Jamaal May
In a sixth grader’s notebook
only two lines are written:
I go outside. I look at the stars.
Then I’m sad because of death and stuff—
At a funeral when I was her age, I punched
dots into the program with a bow
compass then held it to the light
to trace paths I drew between holes.
Those constellations. The paths
drawn between neurons. Their firing
is how I think.
She adds in pencil
the castle of the mind is full
of hundreds of bright specters—
and I wonder what’s going on in her head
and mine.
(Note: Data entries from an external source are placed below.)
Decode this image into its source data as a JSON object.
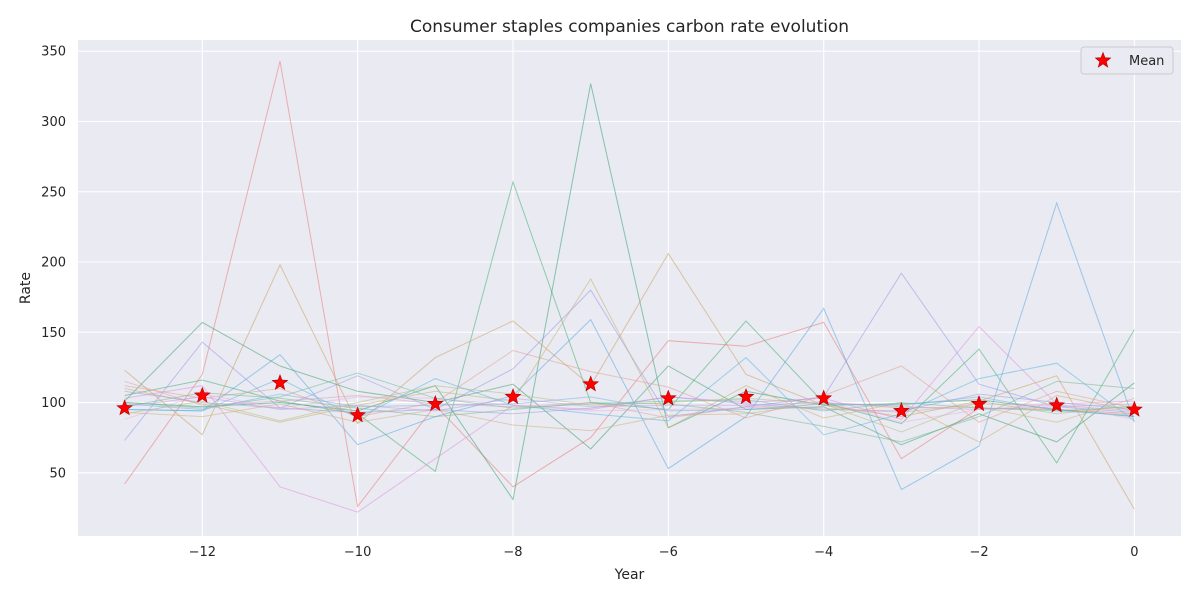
{
  "chart_data": {
    "type": "line",
    "title": "Consumer staples companies carbon rate evolution",
    "xlabel": "Year",
    "ylabel": "Rate",
    "xlim": [
      -13.6,
      0.6
    ],
    "ylim": [
      5,
      358
    ],
    "xticks": [
      -12,
      -10,
      -8,
      -6,
      -4,
      -2,
      0
    ],
    "yticks": [
      50,
      100,
      150,
      200,
      250,
      300,
      350
    ],
    "grid": true,
    "legend": {
      "position": "top-right",
      "entries": [
        "Mean"
      ]
    },
    "x": [
      -13,
      -12,
      -11,
      -10,
      -9,
      -8,
      -7,
      -6,
      -5,
      -4,
      -3,
      -2,
      -1,
      0
    ],
    "mean": {
      "name": "Mean",
      "color": "#ff0000",
      "marker": "star",
      "values": [
        96,
        105,
        114,
        91,
        99,
        104,
        113,
        103,
        104,
        103,
        94,
        99,
        98,
        95
      ]
    },
    "series": [
      {
        "color": "#ea7a74",
        "values": [
          42,
          120,
          343,
          26,
          98,
          40,
          75,
          144,
          140,
          157,
          60,
          96,
          95,
          92
        ]
      },
      {
        "color": "#40b070",
        "values": [
          105,
          116,
          101,
          92,
          51,
          257,
          100,
          95,
          158,
          100,
          85,
          138,
          57,
          152
        ]
      },
      {
        "color": "#30a070",
        "values": [
          100,
          97,
          100,
          94,
          112,
          31,
          327,
          82,
          108,
          98,
          99,
          102,
          95,
          90
        ]
      },
      {
        "color": "#c8a060",
        "values": [
          123,
          77,
          198,
          85,
          132,
          158,
          112,
          206,
          120,
          98,
          90,
          101,
          119,
          24
        ]
      },
      {
        "color": "#e090e0",
        "values": [
          103,
          112,
          40,
          22,
          60,
          98,
          95,
          104,
          100,
          103,
          88,
          154,
          99,
          101
        ]
      },
      {
        "color": "#58a8e0",
        "values": [
          95,
          94,
          134,
          70,
          90,
          105,
          159,
          53,
          90,
          167,
          38,
          69,
          242,
          86
        ]
      },
      {
        "color": "#9898ec",
        "values": [
          73,
          143,
          96,
          93,
          95,
          124,
          180,
          90,
          97,
          104,
          192,
          113,
          97,
          93
        ]
      },
      {
        "color": "#40a070",
        "values": [
          101,
          157,
          126,
          108,
          100,
          113,
          67,
          126,
          95,
          97,
          70,
          92,
          72,
          114
        ]
      },
      {
        "color": "#c8b070",
        "values": [
          110,
          99,
          86,
          98,
          108,
          101,
          188,
          82,
          112,
          89,
          100,
          72,
          105,
          94
        ]
      },
      {
        "color": "#58b8e0",
        "values": [
          95,
          94,
          117,
          89,
          117,
          98,
          92,
          87,
          132,
          77,
          92,
          117,
          128,
          87
        ]
      },
      {
        "color": "#e0a090",
        "values": [
          112,
          103,
          110,
          90,
          100,
          137,
          122,
          111,
          89,
          105,
          126,
          86,
          108,
          96
        ]
      },
      {
        "color": "#e8b0e0",
        "values": [
          88,
          106,
          96,
          104,
          103,
          98,
          94,
          95,
          96,
          101,
          86,
          95,
          99,
          88
        ]
      },
      {
        "color": "#7ab890",
        "values": [
          97,
          107,
          103,
          96,
          90,
          95,
          100,
          99,
          93,
          83,
          72,
          90,
          115,
          110
        ]
      },
      {
        "color": "#d0b078",
        "values": [
          93,
          90,
          99,
          86,
          95,
          84,
          80,
          91,
          92,
          100,
          96,
          97,
          86,
          103
        ]
      },
      {
        "color": "#a0a0e0",
        "values": [
          108,
          100,
          96,
          119,
          95,
          92,
          96,
          104,
          99,
          95,
          94,
          106,
          100,
          95
        ]
      },
      {
        "color": "#70c0a0",
        "values": [
          100,
          96,
          104,
          121,
          103,
          96,
          99,
          101,
          102,
          94,
          100,
          96,
          94,
          97
        ]
      },
      {
        "color": "#e0a0b0",
        "values": [
          115,
          98,
          101,
          105,
          99,
          97,
          100,
          89,
          97,
          96,
          93,
          99,
          98,
          94
        ]
      },
      {
        "color": "#b0c080",
        "values": [
          92,
          101,
          87,
          100,
          112,
          106,
          98,
          100,
          103,
          99,
          79,
          101,
          92,
          98
        ]
      },
      {
        "color": "#80b0e0",
        "values": [
          99,
          95,
          106,
          97,
          98,
          99,
          104,
          94,
          95,
          99,
          98,
          104,
          94,
          91
        ]
      },
      {
        "color": "#c0a0e0",
        "values": [
          97,
          104,
          95,
          98,
          94,
          103,
          97,
          98,
          98,
          100,
          97,
          95,
          97,
          99
        ]
      }
    ]
  }
}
What sky did we fall from?
sounds like an appropriate question,
when I think about it
but it’s too much to ask a child, right?
••
Outside, I ask a steel sculpture
ascending from the depths
of museum grass if I am
contextualized by its immensity.
The bending blades of grass
told me it’s not appropriate
to ascribe words—
which become ideas,
and soon become my ideas—
to them, as they’ve done nothing wrong.
The wind says
nothing
we can’t figure out on our own,
I said, but no one was talking to me.
••
A melon falls from a bag,
a platoon of ants pours in
and out of its gash,
and I wonder if it takes being broken
open and emptied
to be filled with something new.
Didn’t a poet say cracks are how light gets in everything?
I’m probably mixing that up.
But this is how I think. Give me a box,
and I’ll fill it with dirt
or fill it with water
or fill it with both
and trouble that mire
with whatever stick I happen to find.